В огромных барских палатах с двумя крылами, которые выдвинулись в сад, было мертво тихо, как бы среди ночи, а между тем на башне «коллегии», большом здании направо от палат, где было главное управление всех заводов, сел и деревень, пробило два часа пополудни.
Весь ряд апартаментов второго этажа, все гостиные и большая зала — все было пусто… Только в первой комнате, просторной, к дверям которой упиралась большая парадная чугунная лестница, был люд и шел тихий говор… Это была передняя, с ларями и скамьями по стенам, где сидела дежурная дюжина, двенадцать человек дворовых людей, сменявшихся в полдень и в полночь. Среди них был всегда один «дюжинный», или главный, считавшийся начальником и ответственный за все…
Люди, разместившись кучками, убивали время, как всегда, на три способа. Одни дремали сидя, другие, сбившись в кружок, играли в «трынку» и в «Агафью», третьи «лясы точили», беседовали вполголоса.
Когда башенные часы гулко пробили два, а эхо далеко разнесло басистый звон, «дюжинный», пожилой дворовой, произнес однозвучно, как обычную, давно всем известную команду:
— Подберись…
Но дворня уже сама при звоне башенных часов шевельнулась, будто встряхнулась и «подобралась»… Карты исчезли в ларе, болтавшие смолкли, дремавшие живо очухались, и все разместились порядливо и чинно, в ряд, по всем стенам, будто готовясь…
Дюжинный встал и подошел к дверям… Вниз шла широкая, чугунная лестница, красивая, сквозная, отлитая «у себя» на заводе; вверх шла деревянная, менее широкая лестница, выкрашенная под дуб… Верхний этаж, третий, был центром или главным важнейшим пунктом всех палат, всей усадьбы, но и равно всего околотка[1], даже уезда…
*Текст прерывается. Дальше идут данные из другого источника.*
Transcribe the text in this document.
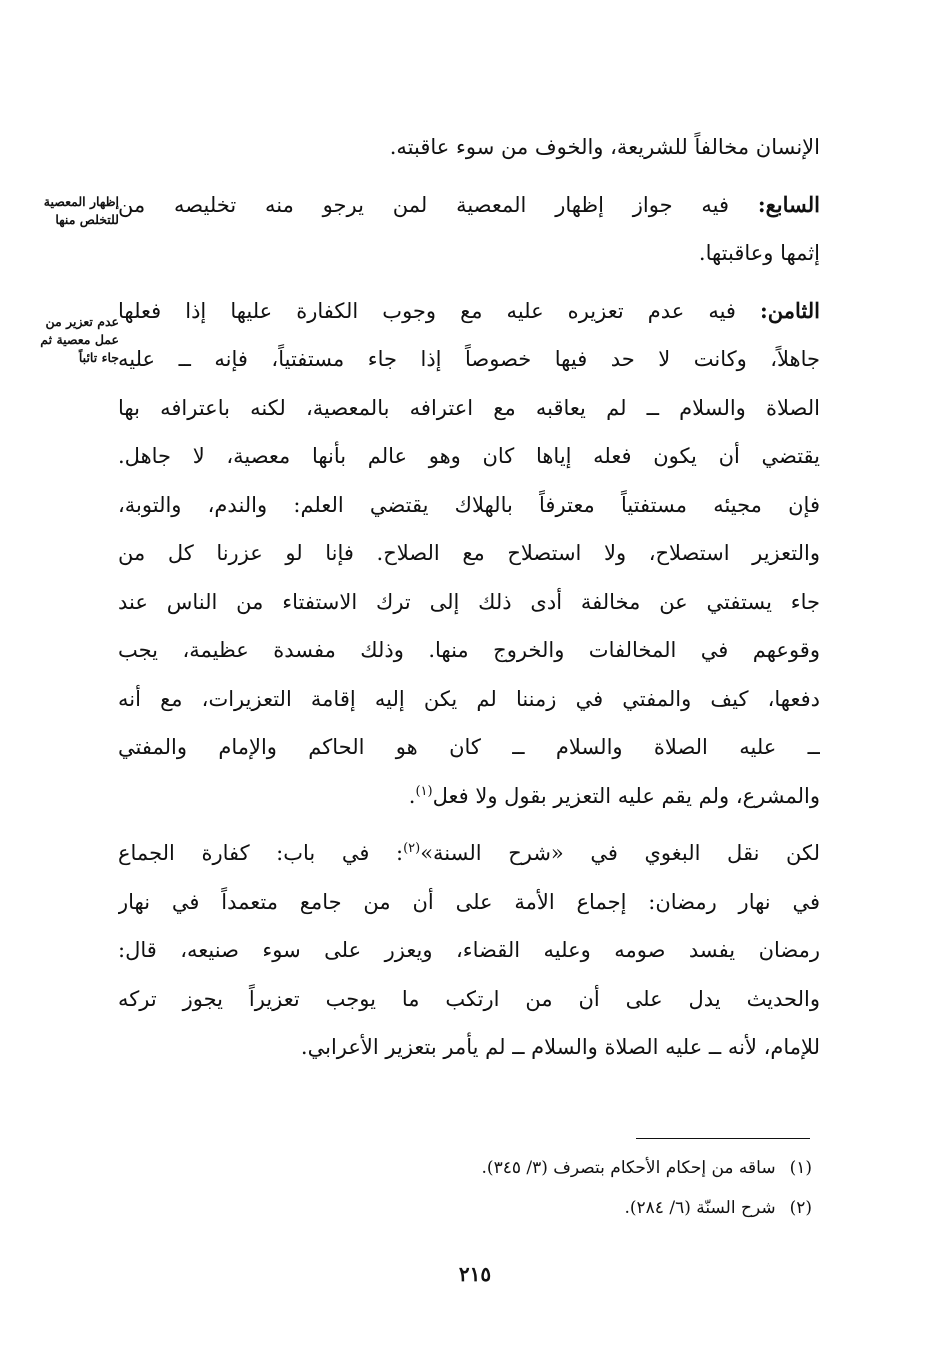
الإنسان مخالفاً للشريعة، والخوف من سوء عاقبته.

السابع: فيه جواز إظهار المعصية لمن يرجو منه تخليصه من
إثمها وعاقبتها.

الثامن: فيه عدم تعزيره عليه مع وجوب الكفارة عليها إذا فعلها
جاهلاً، وكانت لا حد فيها خصوصاً إذا جاء مستفتياً، فإنه ــ عليه
الصلاة والسلام ــ لم يعاقبه مع اعترافه بالمعصية، لكنه باعترافه بها
يقتضي أن يكون فعله إياها كان وهو عالم بأنها معصية، لا جاهل.
فإن مجيئه مستفتياً معترفاً بالهلاك يقتضي العلم: والندم، والتوبة،
والتعزير استصلاح، ولا استصلاح مع الصلاح. فإنا لو عزرنا كل من
جاء يستفتي عن مخالفة أدى ذلك إلى ترك الاستفتاء من الناس عند
وقوعهم في المخالفات والخروج منها. وذلك مفسدة عظيمة، يجب
دفعها، كيف والمفتي في زمننا لم يكن إليه إقامة التعزيرات، مع أنه
ــ عليه الصلاة والسلام ــ كان هو الحاكم والإمام والمفتي
والمشرع، ولم يقم عليه التعزير بقول ولا فعل$^{(١)}$.

لكن نقل البغوي في «شرح السنة»$^{(٢)}$: في باب: كفارة الجماع
في نهار رمضان: إجماع الأمة على أن من جامع متعمداً في نهار
رمضان يفسد صومه وعليه القضاء، ويعزر على سوء صنيعه، قال:
والحديث يدل على أن من ارتكب ما يوجب تعزيراً يجوز تركه
للإمام، لأنه ــ عليه الصلاة والسلام ــ لم يأمر بتعزير الأعرابي.

إظهار المعصية
للتخلص منها
عدم تعزير من
عمل معصية ثم
جاء تائباً
(١)ساقه من إحكام الأحكام بتصرف (٣/ ٣٤٥).
(٢)شرح السنّة (٦/ ٢٨٤).
٢١٥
Во всем наместничестве кто-кто не знал комнат этого этажа усадебного дома Высоксы… Прошло минут восемь после боя часов, и чем далее подвигалось время, тем смирнее и порядливее сидела дежурная дюжина, тем внимательнее прислушивался к верху дюжинный…
Наконец вверху послышалась хорошо знакомая трель беглых шагов, чистых и легких… Это были даже не шаги, а, казалось, там кто-то сорвался со ступенек и кубарем катился вниз. На лестнице появился мальчуган лет тринадцати и мчался…
— Барин! — пронесся сиплый шепот, но сильный, грудной. Эхо повторило слово через все настежь отворенные двери анфилады гостиных. — А — арррр!.. — будто ответил весь этаж. Кто произнес магическое слово, — мальчуган ли с лестницы, дюжинный ли на страже, или сама дюжина дежурных, — разобрать было трудно… Казалось, всякий сам себе сказал это, и вышел единодушный, однозвучный восклик, огласивший все пустые комнаты. Мальчуган опрометью пронесся через переднюю и понесся по комнатам легкими козьими скачками… Люди поднялись и стали навытяжку, оглядывая себя и других, оправляясь и охорашиваясь. На лестнице раздались медленные шаги и гулкие удары палки костыля о ступени…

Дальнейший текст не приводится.